A solution containing 30 g of non - volatile solute exactly in 90 g of water has a vapour pressure of 2.8 kPa at 298 K. Further, 18 g of water is then added to the solution and the new vapour pressure becomes 2.9 kPa at 298 K. Calculate :
(i) Molar mass of the solute.
(ii) Vapour pressure of water at 298 K.

(i) Let, the molar mass of the solute be M g `mol^(-1)`
Now, the no. of moles of solvent (water),
`n_(1)=(90g)/(18g mol^(-1))=5 mol`
And, the no. of solute,
`n_(2)=(30g)/(M mol^(-1))=(30)/(M)mol`
`p_(1)=2.8` kPa
Applying the relation :
`(p_(1)^(0)p_(1))/(p_(1)^(0))=(n_(2))/(n_(1)+n_(2))`
`therefore (p_(2)^(0)-2.8)/(p_(1)^(0)=((30)/(M))/(5+(30)/(M))`
`therefore 1-(2.8)/(p_(1)^(0))=((30)/(M))/((5M+30)/(M))`
`therefore 1-(2.8)/(p_(1)^(0))=(30)/(5M+30)`
`therefore (2.8)/(p_(1)^(0))=1-(30)/(5M+30)`
`therefore (28)/(p_(1)^(0))=(5M+30-30)/(5M+30)`
`therefore (2.8)/(p_(1)^(0))=(5M)/(5M+30)`
`therefore (p_(1)^(0))/(2.8)=(5M+30)/(5M) " "` ....(i)
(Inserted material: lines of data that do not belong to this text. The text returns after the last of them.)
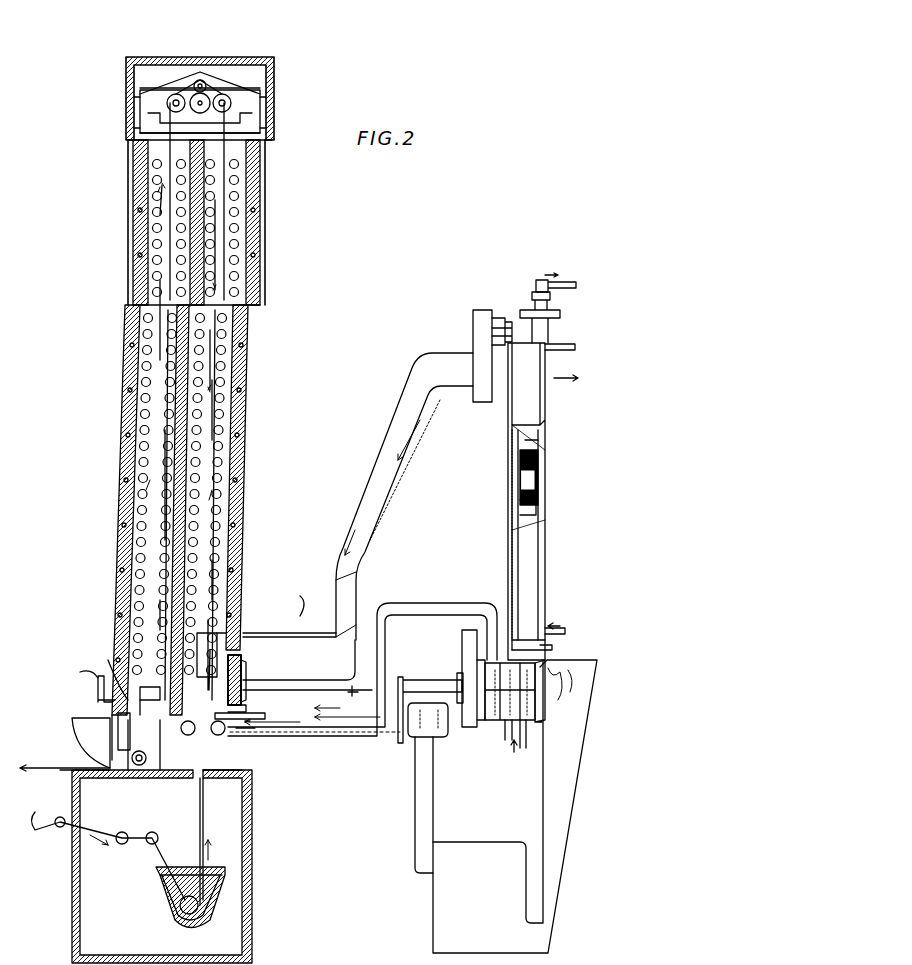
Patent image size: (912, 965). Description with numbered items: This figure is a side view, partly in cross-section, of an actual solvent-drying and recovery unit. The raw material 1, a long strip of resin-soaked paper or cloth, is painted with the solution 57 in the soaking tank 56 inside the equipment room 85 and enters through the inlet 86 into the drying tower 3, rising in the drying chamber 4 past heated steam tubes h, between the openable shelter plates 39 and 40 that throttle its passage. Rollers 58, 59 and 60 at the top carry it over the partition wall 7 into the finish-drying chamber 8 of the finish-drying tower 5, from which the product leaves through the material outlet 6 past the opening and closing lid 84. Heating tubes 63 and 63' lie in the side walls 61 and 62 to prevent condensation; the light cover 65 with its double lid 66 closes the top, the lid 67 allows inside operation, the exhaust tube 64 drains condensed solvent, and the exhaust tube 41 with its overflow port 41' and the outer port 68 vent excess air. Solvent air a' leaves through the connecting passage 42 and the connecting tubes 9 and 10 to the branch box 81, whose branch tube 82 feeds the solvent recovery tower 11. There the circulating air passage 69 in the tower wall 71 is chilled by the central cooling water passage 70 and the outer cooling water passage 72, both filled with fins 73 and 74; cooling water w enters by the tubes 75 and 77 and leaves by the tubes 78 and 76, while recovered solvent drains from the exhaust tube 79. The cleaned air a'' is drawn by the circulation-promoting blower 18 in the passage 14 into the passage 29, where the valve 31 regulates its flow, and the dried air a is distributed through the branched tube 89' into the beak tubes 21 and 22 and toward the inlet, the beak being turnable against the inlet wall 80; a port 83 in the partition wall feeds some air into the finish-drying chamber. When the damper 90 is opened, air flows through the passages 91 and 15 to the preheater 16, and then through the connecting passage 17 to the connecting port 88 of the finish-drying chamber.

The raw material 1 is at (35, 814).
The drying tower 3 is at (248, 430).
The drying chamber 4 is at (232, 372).
The finish-drying tower 5 is at (126, 400).
The material outlet 6 is at (80, 768).
The partition wall 7 is at (186, 406).
The finish-drying chamber 8 is at (130, 350).
The connecting tube 9 is at (302, 605).
The connecting tube 10 is at (360, 510).
The solvent recovery tower 11 is at (42, 768).
The passage 14 is at (495, 722).
The passage 15 is at (590, 788).
The preheater 16 is at (488, 912).
The connecting passage 17 is at (318, 692).
The circulation-promoting blower 18 is at (492, 725).
The beak tube 21 is at (188, 735).
The beak tube 22 is at (218, 735).
The passage 29 is at (428, 603).
The valve 31 is at (357, 697).
The shelter plate 39 is at (200, 695).
The shelter plate 40 is at (240, 697).
The exhaust tube 41 is at (87, 692).
The overflow port 41' is at (139, 718).
The connecting passage 42 is at (230, 623).
The soaking tank 56 is at (166, 902).
The solution 57 is at (204, 900).
The roller 58 is at (224, 94).
The roller 59 is at (201, 82).
The roller 60 is at (176, 94).
The side wall 61 is at (245, 536).
The side wall 62 is at (125, 532).
The heating tube 63 is at (219, 355).
The heating tube 63' is at (103, 419).
The exhaust tube 64 is at (266, 708).
The cover 65 is at (252, 82).
The lid 66 is at (142, 58).
The lid 67 is at (244, 665).
The outer port 68 is at (79, 673).
The circulating air passage 69 is at (542, 466).
The central cooling water passage 70 is at (540, 456).
The tower wall 71 is at (548, 436).
The outer cooling water passage 72 is at (540, 496).
The fin 73 is at (515, 473).
The fin 74 is at (520, 496).
The cooling water tube 75 is at (566, 630).
The cooling water tube 76 is at (575, 353).
The cooling water tube 77 is at (526, 750).
The cooling water tube 78 is at (536, 298).
The exhaust tube 79 is at (516, 754).
The inlet wall 80 is at (565, 282).
The branch box 81 is at (473, 340).
The branch tube 82 is at (498, 318).
The port 83 is at (152, 745).
The opening and closing lid 84 is at (108, 742).
The equipment room 85 is at (252, 834).
The inlet 86 is at (207, 780).
The connecting port 88 is at (118, 690).
The branched tube 89' is at (258, 742).
The damper 90 is at (552, 652).
The passage 91 is at (540, 722).
The dried air a is at (210, 438).
The solvent air a' is at (309, 541).
The recovered air a'' is at (560, 678).
The heated steam tube h is at (165, 472).
The cooling water w is at (542, 512).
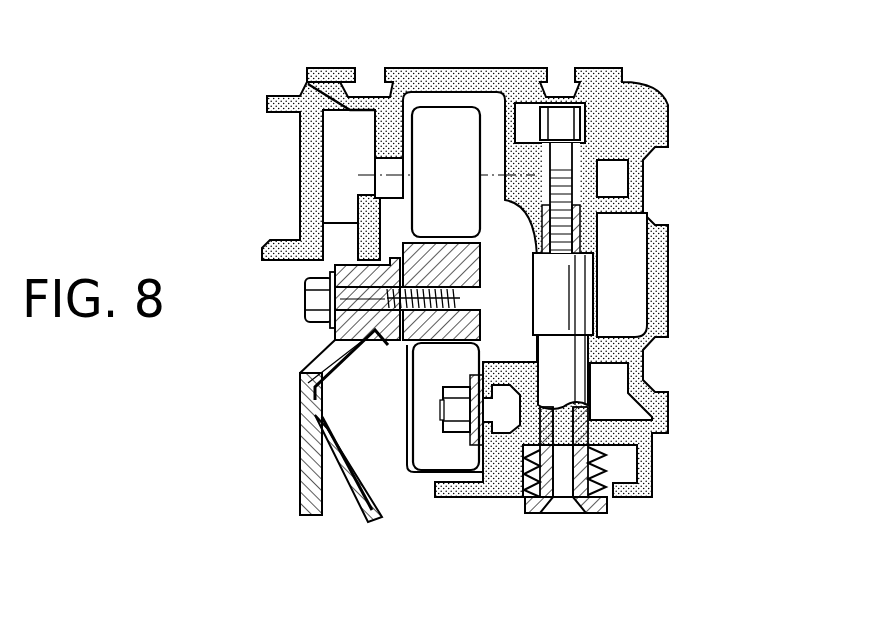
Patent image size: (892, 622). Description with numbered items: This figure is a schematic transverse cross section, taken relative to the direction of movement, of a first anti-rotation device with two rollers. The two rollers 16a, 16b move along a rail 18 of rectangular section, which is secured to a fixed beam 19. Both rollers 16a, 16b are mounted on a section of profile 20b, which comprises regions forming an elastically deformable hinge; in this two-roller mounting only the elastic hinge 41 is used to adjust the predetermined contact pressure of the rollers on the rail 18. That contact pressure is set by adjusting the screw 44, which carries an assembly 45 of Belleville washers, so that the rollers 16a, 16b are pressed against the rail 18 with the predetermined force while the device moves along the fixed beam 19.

The elastic hinge 41 is at (307, 82).
The roller 16a is at (455, 142).
The roller 16b is at (435, 460).
The rail 18 is at (440, 252).
The fixed beam 19 is at (300, 437).
The section of profile 20b is at (668, 221).
The screw 44 is at (612, 512).
The assembly of Belleville washers 45 is at (525, 470).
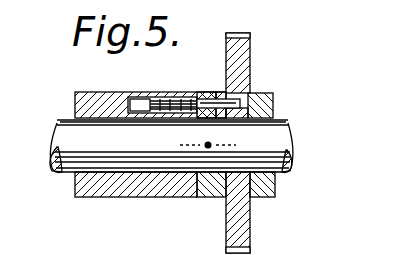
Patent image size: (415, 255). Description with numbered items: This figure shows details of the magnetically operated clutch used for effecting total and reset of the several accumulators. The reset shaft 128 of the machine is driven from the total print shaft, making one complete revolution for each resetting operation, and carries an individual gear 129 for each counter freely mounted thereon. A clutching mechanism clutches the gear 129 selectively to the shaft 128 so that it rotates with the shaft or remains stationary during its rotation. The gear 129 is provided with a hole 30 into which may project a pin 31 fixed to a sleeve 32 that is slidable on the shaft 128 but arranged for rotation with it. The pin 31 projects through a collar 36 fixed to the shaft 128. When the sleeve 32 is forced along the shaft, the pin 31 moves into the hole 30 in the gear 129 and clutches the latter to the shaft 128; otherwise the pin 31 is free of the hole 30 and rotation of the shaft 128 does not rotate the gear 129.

After the addition of 18 g of water :
`n_(1)=(90+18)/(18)=6mol`
`p_(1)=2.9` kPa
Aganin, applying the relation :
`(p_(1)^(0)-p_(1))/(p_(1)^(0))=(n_(2))/(n_(1)+n_(2))`
`therefore (p_(1)^(0)-2.9)/(p_(1)^(0))=((30)/(M))/(6+(30)/(M))`
`therefore 1-(2.9)/(p_(1)^(0))=((30)/(M))/((6M+30)/(M))`
`therefore 1-(2.9)/(p_(1)^(0))=(30)/(6M+30)`
`therefore (2.9)/(p_(1)^(0))=1-(30)/(6M+30)`
`therefore (2.9)/(p_(1)^(0))=(6M+30-30)/(6M+30)`
`therefore (2.9)/(p_(1)^(0))=(6M)/(6M+30)`
`therefore (p_(1)^(0))/(2.9)=(6M+30)/(6M) " "` ....(ii)
Dividing equation (i) or (ii), we have :
`(2.9)/(2.8)=((5M+30)/(5M))/((6M+30)/(6M))`
`(2.9)/(2.8)xx(6M+30)/(6)=(5M+30)/(5)`
`2.9xx5xx(6M+30)=2.8xx6xx(5M+30)`
`87M+435=84M+504`
3 M = 69
M = 23
Therefore, the molar mass of the solute is 23 g `mol^(-1)`.
(ii) Putting the value of M in equation (i), we have :
`(p_(1)^(0))/(2.8)=(5xx23+30)/(5xx23)`
`therefore (p_(1)^(0))/(2.8)=(145)/(115)`
`therefore p_(1)^(0)=3.53` kPa
Hence, the vapour pressure of water at 298 K is 3.53 kPa.